Black Pomegranate (Saba Vasefi)

In my father’s garden
you pick a black pomegranate
and when I open
my pocket for you to place
the fruit there, you look
at me with a fervent stare.

You lean my way
as if to kiss, and I feel
your breath upon my skin
like the scent of autumn.

Then sleep drains
from this dream and waking,
I am unable to hold it. I lose
your hand, the fruit it held,
my past, my homeland
and I fall, with longing, into morning
light, my soul an empty well.

I would like to hide from day
in an unlit burrow; if I can’t
see you, no one will see me.

But don’t worry—
I will not be lost,
I will not dwell in darkness.
Instead, I will rub salt
into my wounds. 


photo poem (1)

Saba Vasefi is a poet, academic, filmmaker and the director of Sydney International Women’s Poetry & Arts Festival.
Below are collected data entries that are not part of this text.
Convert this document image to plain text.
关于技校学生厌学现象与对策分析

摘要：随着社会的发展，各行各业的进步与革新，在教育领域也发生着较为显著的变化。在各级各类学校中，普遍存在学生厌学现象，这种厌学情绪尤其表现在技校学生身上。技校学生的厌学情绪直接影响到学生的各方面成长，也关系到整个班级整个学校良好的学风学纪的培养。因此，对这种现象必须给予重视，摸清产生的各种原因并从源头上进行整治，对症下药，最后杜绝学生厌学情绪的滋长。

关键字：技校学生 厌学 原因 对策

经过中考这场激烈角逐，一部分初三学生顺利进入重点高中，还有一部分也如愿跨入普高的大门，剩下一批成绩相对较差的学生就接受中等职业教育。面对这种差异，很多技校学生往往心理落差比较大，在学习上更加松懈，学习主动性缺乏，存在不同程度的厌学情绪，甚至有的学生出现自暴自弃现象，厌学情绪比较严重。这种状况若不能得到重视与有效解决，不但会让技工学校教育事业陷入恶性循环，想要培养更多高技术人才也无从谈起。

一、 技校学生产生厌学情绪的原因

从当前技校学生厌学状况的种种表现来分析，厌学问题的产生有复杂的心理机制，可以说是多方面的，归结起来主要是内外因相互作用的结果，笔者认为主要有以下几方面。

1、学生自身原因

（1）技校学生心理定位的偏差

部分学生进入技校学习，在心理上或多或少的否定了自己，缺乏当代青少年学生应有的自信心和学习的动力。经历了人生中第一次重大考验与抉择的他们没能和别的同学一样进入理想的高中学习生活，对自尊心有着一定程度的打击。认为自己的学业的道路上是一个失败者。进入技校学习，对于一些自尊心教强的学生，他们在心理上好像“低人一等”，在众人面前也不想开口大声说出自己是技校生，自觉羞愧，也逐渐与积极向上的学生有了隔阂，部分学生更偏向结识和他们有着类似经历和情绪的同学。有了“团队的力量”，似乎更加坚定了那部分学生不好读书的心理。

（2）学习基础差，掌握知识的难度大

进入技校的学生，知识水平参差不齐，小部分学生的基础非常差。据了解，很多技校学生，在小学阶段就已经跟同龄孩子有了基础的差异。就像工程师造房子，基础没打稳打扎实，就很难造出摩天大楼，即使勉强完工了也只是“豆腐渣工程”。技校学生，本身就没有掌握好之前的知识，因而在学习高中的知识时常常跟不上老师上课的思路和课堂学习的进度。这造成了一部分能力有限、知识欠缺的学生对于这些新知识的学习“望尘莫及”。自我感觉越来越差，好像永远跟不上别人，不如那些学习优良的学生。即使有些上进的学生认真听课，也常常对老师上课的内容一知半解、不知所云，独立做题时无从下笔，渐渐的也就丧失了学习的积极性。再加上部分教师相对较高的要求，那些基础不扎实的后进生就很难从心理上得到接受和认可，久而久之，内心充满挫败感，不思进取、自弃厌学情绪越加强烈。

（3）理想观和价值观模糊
She is an Asylum Seekers Centre Ambassador, was the recipient of an Edna Ryan Award for making a significant contribution to feminism, and was twice a judge for the Sedigheh Dolatabadi Book Prize for the Best Book on Women’s Literature and Women’s Issues. Saba’s master’s thesis in Feminist Literary Criticism received the highest grade possible and at the age of twenty-four she became a lecturer at the prestigious Shahid Beheshti University in Iran. She was expelled from the university after four years of teaching due to her activism against capital punishment, and moved to Australia in 2010. She holds a postgraduate degree in Documentary at the Australian Film Television and Radio School (AFTRS), and is currently working on a thesis on Human Rights and Feminism in the Cinema of the Islamic Republic of Iran.